STEPHEN LEEDER. Private-public partnerships – the good, the bad and the ugly.

Dec 7, 2018

Partnerships between public agencies and private providers demand unusual degrees of vigilance of both parties to ensure that the contract between them explicitly states – in great detail – their individual expectations and accountabilities.  Values will differ.  The agreement should, if possible, be tested component by component before “going live.”

The opening of the new Northern Beaches Hospital has been marred by reports of inadequate clinical resources and dissatisfaction among staff.  These are said to be teething problems and both the NSW Health Ministry and the auspicing partner Healthscope express confidence about the quality of service in future.  Critics are concerned that the tensions are due in part to a conflict in values between public and private health providers, and that the motives of the latter have more to do with profits than patient care.  How real are these problems and how soluble?  Three principles to guide future action emerge from the Northern Beaches experience to guide future ventures.

Spend time on the contract – lots of it!

The first relates to the contract between the two principal partners.  It can never be too detailed.  I recall a conversation five or more years ago with Robert Rust who was at that time NSW Health’s point person in negotiating PPP agreements.  He made this point.  You need to obsess about the detail, he said. Everything has to be documented and nothing left to chance.  

Recently I saw the outline of the process used by NASA to establish private-public partnerships (PPP) in relation to future lunar missions.

Even at the commissioning of the components of this enterprise the amount of detail required looks forbidding.  Performance is staged and the partners each have ‘skin in the game’ so that risk is distributed.  Perhaps a similar detailed process informed the PPP contract for Northern Beaches exists and the problems lie elsewhere.  But in an environment where values conflict (profit for the private sector, equity for the public – each legitimate) the details of the agreement struck between them matter intensely.  Expectations cannot be retrofitted to the contract once signed.  

As Rust told me, you cannot successfully economise on time spent to get the contract absolutely watertight.
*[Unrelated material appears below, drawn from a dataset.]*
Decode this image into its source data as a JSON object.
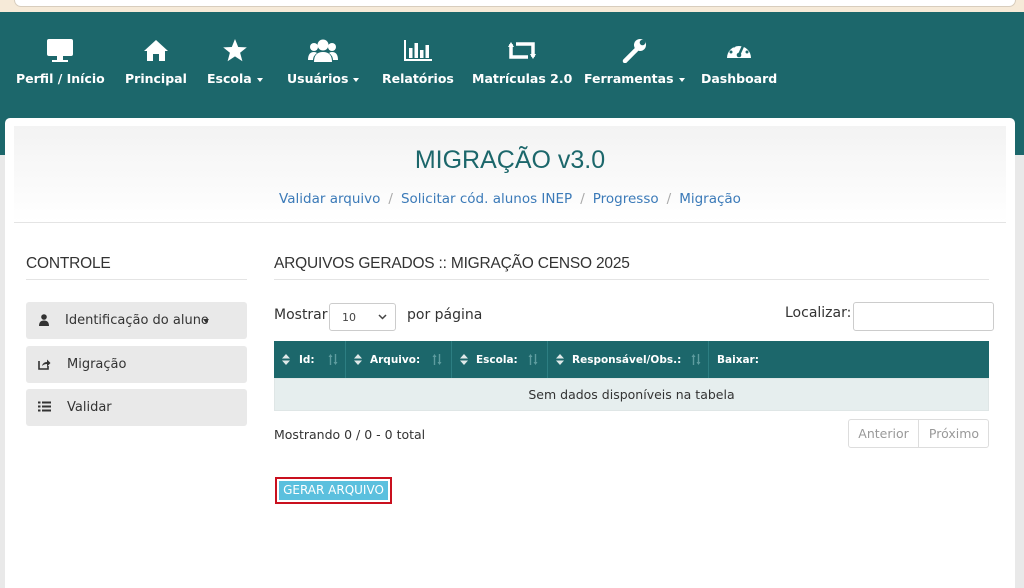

This includes details about the long-term and how the service might be operating in ten or 15 years’ time.  I expect that scenarios have indeed been built and tested for the Northern Beaches Hospital and their adequacy will become apparent with time.

Test the components

Second, to take another feature of the NASA approach, perhaps reflecting lessons learned when it entered PPP for supply to the space shuttle in 2012, breaking the PPP into components that can be tested ahead of the ‘launch’ makes eminent sense. 

Again, I do not know to what extent component testing was part of the run-up to the opening of the Northern Beaches Hospital.  But it’s a good idea to know how each component – the equivalent of vital parts of a space flight – will perform, tested both in isolation and then as part of the system.  It should be possible – though by no means easy – to test and open elements of a new hospital without opening it all.  This is tricky, because of the interdependence of say intensive care and the emergency department, but it may be possible.
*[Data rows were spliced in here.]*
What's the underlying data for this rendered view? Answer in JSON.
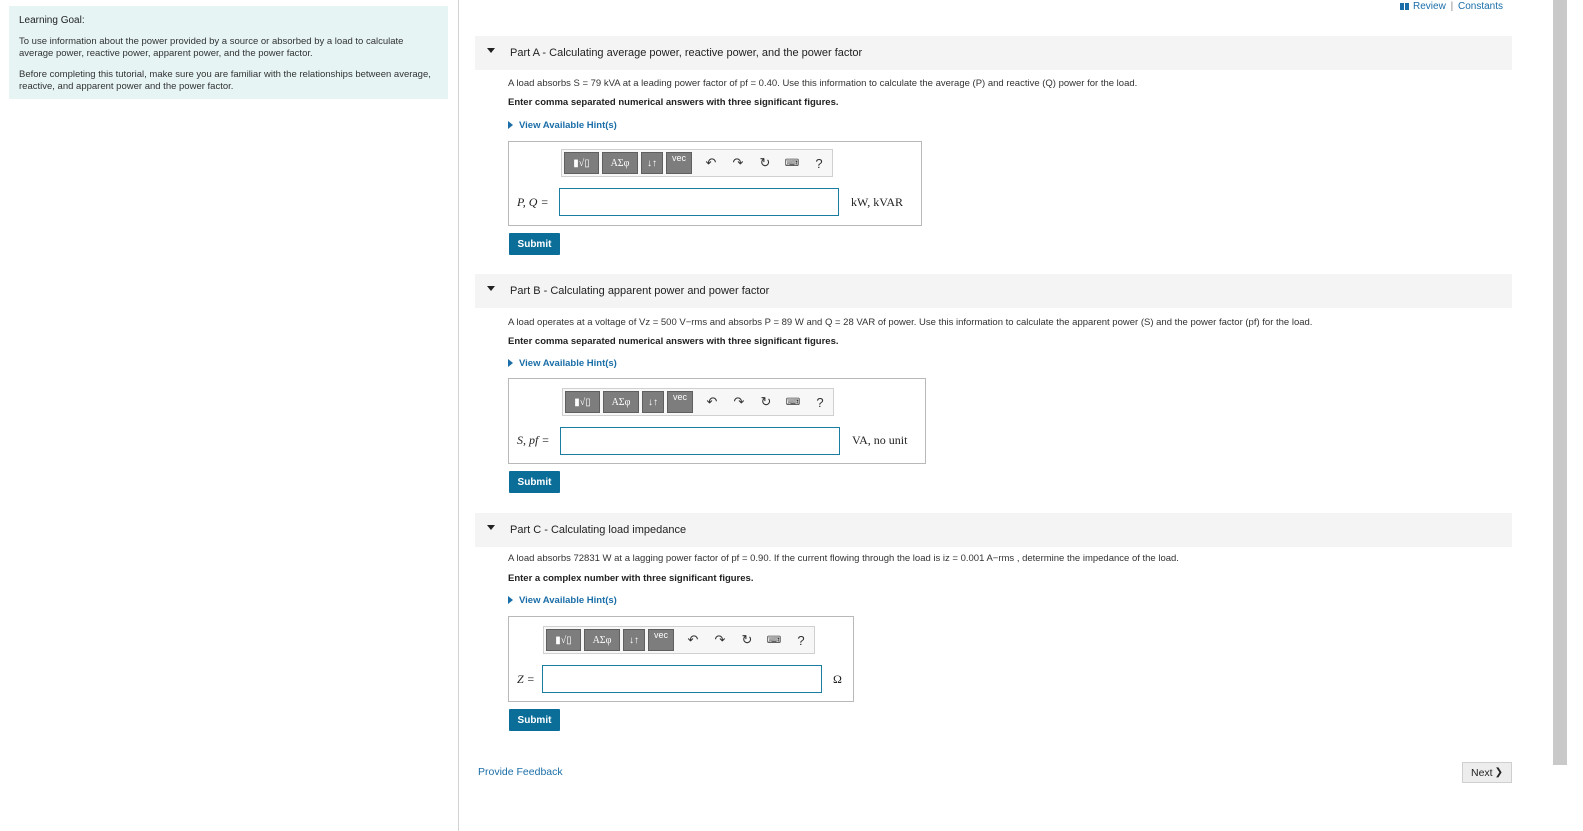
{
  "goal": {
    "heading": "Learning Goal:",
    "p1": "To use information about the power provided by a source or absorbed by a load to calculate average power, reactive power, apparent power, and the power factor.",
    "p2": "Before completing this tutorial, make sure you are familiar with the relationships between average, reactive, and apparent power and the power factor."
  },
  "toplinks": {
    "review": "Review",
    "sep": "|",
    "constants": "Constants"
  },
  "parts": [
    {
      "title": "Part A - Calculating average power, reactive power, and the power factor",
      "question": "A load absorbs S = 79 kVA at a leading power factor of pf = 0.40. Use this information to calculate the average (P) and reactive (Q) power for the load.",
      "instruction": "Enter comma separated numerical answers with three significant figures.",
      "hint": "View Available Hint(s)",
      "label": "P, Q =",
      "units": "kW, kVAR",
      "value": "",
      "submit": "Submit"
    },
    {
      "title": "Part B - Calculating apparent power and power factor",
      "question": "A load operates at a voltage of Vz = 500 V−rms and absorbs P = 89 W and Q = 28 VAR of power. Use this information to calculate the apparent power (S) and the power factor (pf) for the load.",
      "instruction": "Enter comma separated numerical answers with three significant figures.",
      "hint": "View Available Hint(s)",
      "label": "S, pf =",
      "units": "VA, no unit",
      "value": "",
      "submit": "Submit"
    },
    {
      "title": "Part C - Calculating load impedance",
      "question": "A load absorbs 72831 W at a lagging power factor of pf = 0.90. If the current flowing through the load is iz = 0.001 A−rms , determine the impedance of the load.",
      "instruction": "Enter a complex number with three significant figures.",
      "hint": "View Available Hint(s)",
      "label": "Z =",
      "units": "Ω",
      "value": "",
      "submit": "Submit"
    }
  ],
  "toolbar": {
    "templates": "▮√▯",
    "greek": "ΑΣφ",
    "arrows": "↓↑",
    "vec": "vec",
    "undo": "↶",
    "redo": "↷",
    "reset": "↻",
    "keyboard": "⌨",
    "help": "?"
  },
  "footer": {
    "feedback": "Provide Feedback",
    "next": "Next",
    "next_chevron": "❯"
  }
}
How sound are your foundations?  The third aspect of a PPP that deserves attention is to ask whether the underpinning assumptions are sound.  In 2012 when capital for public works was constrained, the thought that private capital could fill that void was very attractive in redeveloping Sydney’s Royal North Shore Hospital.  In 2018 that is no longer the case.  

Ideological beliefs that somehow the private sector will be far more efficient than the public agencies in building and running a hospital should be challenged. I would be surprised if evidence could be adduced for these views.  
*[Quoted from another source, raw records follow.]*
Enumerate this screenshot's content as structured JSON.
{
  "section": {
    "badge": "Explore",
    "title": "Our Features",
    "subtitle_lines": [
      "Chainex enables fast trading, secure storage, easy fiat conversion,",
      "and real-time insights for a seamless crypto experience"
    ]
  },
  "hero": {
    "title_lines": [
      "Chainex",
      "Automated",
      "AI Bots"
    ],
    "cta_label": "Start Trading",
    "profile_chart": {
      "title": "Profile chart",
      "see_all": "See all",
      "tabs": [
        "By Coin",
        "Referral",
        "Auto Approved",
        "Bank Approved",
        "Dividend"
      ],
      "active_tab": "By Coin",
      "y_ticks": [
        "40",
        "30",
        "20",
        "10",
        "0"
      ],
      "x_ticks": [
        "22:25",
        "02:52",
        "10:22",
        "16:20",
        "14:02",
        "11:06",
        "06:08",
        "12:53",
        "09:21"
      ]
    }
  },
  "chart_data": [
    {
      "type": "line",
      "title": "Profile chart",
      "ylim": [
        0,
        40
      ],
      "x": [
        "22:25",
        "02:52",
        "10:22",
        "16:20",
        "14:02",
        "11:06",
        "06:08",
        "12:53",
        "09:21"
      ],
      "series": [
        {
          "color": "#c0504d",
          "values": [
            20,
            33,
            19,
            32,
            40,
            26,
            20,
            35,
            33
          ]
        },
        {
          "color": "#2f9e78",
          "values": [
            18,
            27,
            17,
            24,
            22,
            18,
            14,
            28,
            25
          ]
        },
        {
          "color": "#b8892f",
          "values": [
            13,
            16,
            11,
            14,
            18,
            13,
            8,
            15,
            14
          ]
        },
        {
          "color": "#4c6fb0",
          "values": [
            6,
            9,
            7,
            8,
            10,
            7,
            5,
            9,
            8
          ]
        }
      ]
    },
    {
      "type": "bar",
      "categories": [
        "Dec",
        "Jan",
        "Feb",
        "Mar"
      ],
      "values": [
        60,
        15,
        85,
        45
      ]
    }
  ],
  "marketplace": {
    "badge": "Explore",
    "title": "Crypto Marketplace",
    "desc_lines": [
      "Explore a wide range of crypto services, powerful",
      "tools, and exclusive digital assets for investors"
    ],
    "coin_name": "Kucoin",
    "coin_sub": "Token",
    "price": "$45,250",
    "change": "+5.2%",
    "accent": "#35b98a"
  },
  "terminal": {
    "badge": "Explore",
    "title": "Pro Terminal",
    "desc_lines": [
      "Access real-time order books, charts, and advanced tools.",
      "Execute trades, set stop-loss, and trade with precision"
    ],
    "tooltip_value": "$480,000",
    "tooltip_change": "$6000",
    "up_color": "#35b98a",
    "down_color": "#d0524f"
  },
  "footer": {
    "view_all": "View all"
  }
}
Likewise the view that only public agencies can provide high-quality care is contestable. Public discussion may be helpful in clarifying possibilities not, at this moment, on anyone’s radar in Australia.  For example, the privately capitalised an operated Kaiser Permanente managed care system in California has been shown repeatedly to offer care at competitive rates and of high quality.  It can stand alongside publicly-funded systems in all respects.  Horses for courses.

Stephen Leeder is Emeritus Professor of Public and Community Medicine at University of Sydney.